Et conduit tes desseins au cours de mon destin

Des bords de l’Occident jusqu’au flot du matin.

Et je n’ai rien commis, même dans mon courage

Qui te puisse obliger à me tourner visage

Depuis je n’ai rien fait et j’en jure les Dieux

Que d’aimer, ô Tircis, tous les jours un peu mieux.

Hélas ! si mon malheur avait un peu de crime,

Ma raison trouverait ta froideur légitime

Je me conseillerais de ne trouver de quoi

Je me puisse en mon mal me venger que de moi.

Un reste d’amitié fait qu’aujourd’hui j’enrage,

De sentir que celui que je chéris m’outrage :

Tu vois bien que le sort, sans yeux ne jugement,

Tourne tes volontés avec son changement.

Depuis mon accident tu m’as trouvé funeste :

Tu crois que mon abord te dois donner la peste,

Tu m’accuse partout où tu me vois blâmer,

Et me haie autant que tu me dois aimer.

Au moins assure-toi quoi que le temps y fasse

Qu’un si perfide orgueil n’aura jamais de grâce ;

Je vois bien que mes maux achèveront leurs cours,

Qu’un Soleil plus heureux achèvera mes jours.

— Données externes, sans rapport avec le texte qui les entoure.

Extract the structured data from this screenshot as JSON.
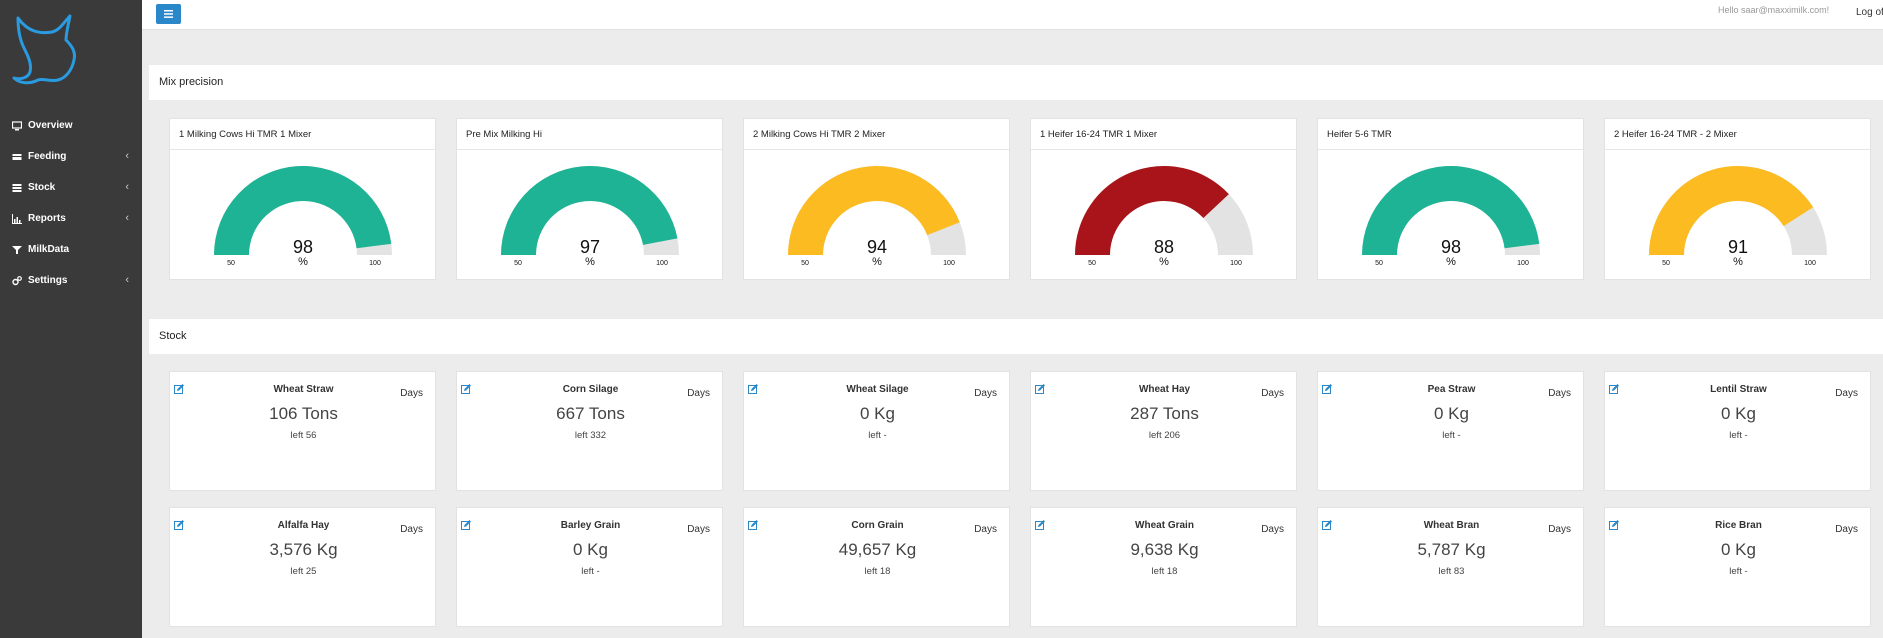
{
  "user": {
    "greeting": "Hello saar@maxximilk.com!",
    "logoff": "Log off"
  },
  "nav": [
    {
      "label": "Overview",
      "icon": "monitor-icon",
      "has_submenu": false
    },
    {
      "label": "Feeding",
      "icon": "feeding-icon",
      "has_submenu": true
    },
    {
      "label": "Stock",
      "icon": "stock-icon",
      "has_submenu": true
    },
    {
      "label": "Reports",
      "icon": "bar-chart-icon",
      "has_submenu": true
    },
    {
      "label": "MilkData",
      "icon": "filter-icon",
      "has_submenu": false
    },
    {
      "label": "Settings",
      "icon": "gears-icon",
      "has_submenu": true
    }
  ],
  "mix_precision": {
    "title": "Mix precision",
    "gauges": [
      {
        "title": "1 Milking Cows Hi TMR 1 Mixer",
        "value": "98",
        "percent": 98,
        "min": "50",
        "max": "100",
        "unit": "%",
        "color": "#1eb394"
      },
      {
        "title": "Pre Mix Milking Hi",
        "value": "97",
        "percent": 97,
        "min": "50",
        "max": "100",
        "unit": "%",
        "color": "#1eb394"
      },
      {
        "title": "2 Milking Cows Hi TMR 2 Mixer",
        "value": "94",
        "percent": 94,
        "min": "50",
        "max": "100",
        "unit": "%",
        "color": "#fbbb21"
      },
      {
        "title": "1 Heifer 16-24 TMR 1 Mixer",
        "value": "88",
        "percent": 88,
        "min": "50",
        "max": "100",
        "unit": "%",
        "color": "#a81419"
      },
      {
        "title": "Heifer 5-6 TMR",
        "value": "98",
        "percent": 98,
        "min": "50",
        "max": "100",
        "unit": "%",
        "color": "#1eb394"
      },
      {
        "title": "2 Heifer 16-24 TMR - 2 Mixer",
        "value": "91",
        "percent": 91,
        "min": "50",
        "max": "100",
        "unit": "%",
        "color": "#fbbb21"
      }
    ]
  },
  "stock": {
    "title": "Stock",
    "items": [
      {
        "name": "Wheat Straw",
        "days_label": "Days",
        "value": "106 Tons",
        "left": "left 56"
      },
      {
        "name": "Corn Silage",
        "days_label": "Days",
        "value": "667 Tons",
        "left": "left 332"
      },
      {
        "name": "Wheat Silage",
        "days_label": "Days",
        "value": "0 Kg",
        "left": "left -"
      },
      {
        "name": "Wheat Hay",
        "days_label": "Days",
        "value": "287 Tons",
        "left": "left 206"
      },
      {
        "name": "Pea Straw",
        "days_label": "Days",
        "value": "0 Kg",
        "left": "left -"
      },
      {
        "name": "Lentil Straw",
        "days_label": "Days",
        "value": "0 Kg",
        "left": "left -"
      },
      {
        "name": "Alfalfa Hay",
        "days_label": "Days",
        "value": "3,576 Kg",
        "left": "left 25"
      },
      {
        "name": "Barley Grain",
        "days_label": "Days",
        "value": "0 Kg",
        "left": "left -"
      },
      {
        "name": "Corn Grain",
        "days_label": "Days",
        "value": "49,657 Kg",
        "left": "left 18"
      },
      {
        "name": "Wheat Grain",
        "days_label": "Days",
        "value": "9,638 Kg",
        "left": "left 18"
      },
      {
        "name": "Wheat Bran",
        "days_label": "Days",
        "value": "5,787 Kg",
        "left": "left 83"
      },
      {
        "name": "Rice Bran",
        "days_label": "Days",
        "value": "0 Kg",
        "left": "left -"
      }
    ]
  }
}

Que ma bonne fortune écrasera l’envie,

Malgré les cruautés qui font gémir ma vie,

Au bout du désespoir paraîtra mon bonheur,

Toute cette infamie accroîtra mon honneur.

Ce n’est plus aux enfants d’une commune race,

Quelque si grand pouvoir dont le corps me menace,

Quelque trépas honteux dont le cruel dessein

S’agite contre moi dans leur perfide sein.

Et comme malgré moi, tu t’es rendu perfide,

Comme malgré l’honneur tu t’es rendu timide

Parmi tous mes travaux, sache que malgré toi

Je regarderai toujours mon courage et ma foi.

Et l’obstination de la malice noire,

Avec patiente augmentera ma gloire.

cf. Recueil de Toutes les Pièces Faites par Théophile pendant sa Prison jusqu'à sa Mort dans: Les Oeuvres du Sieur Théophile, divisées en trois parties, Tome III, Jean Michon, Lyon 1630 p. 17 - 23.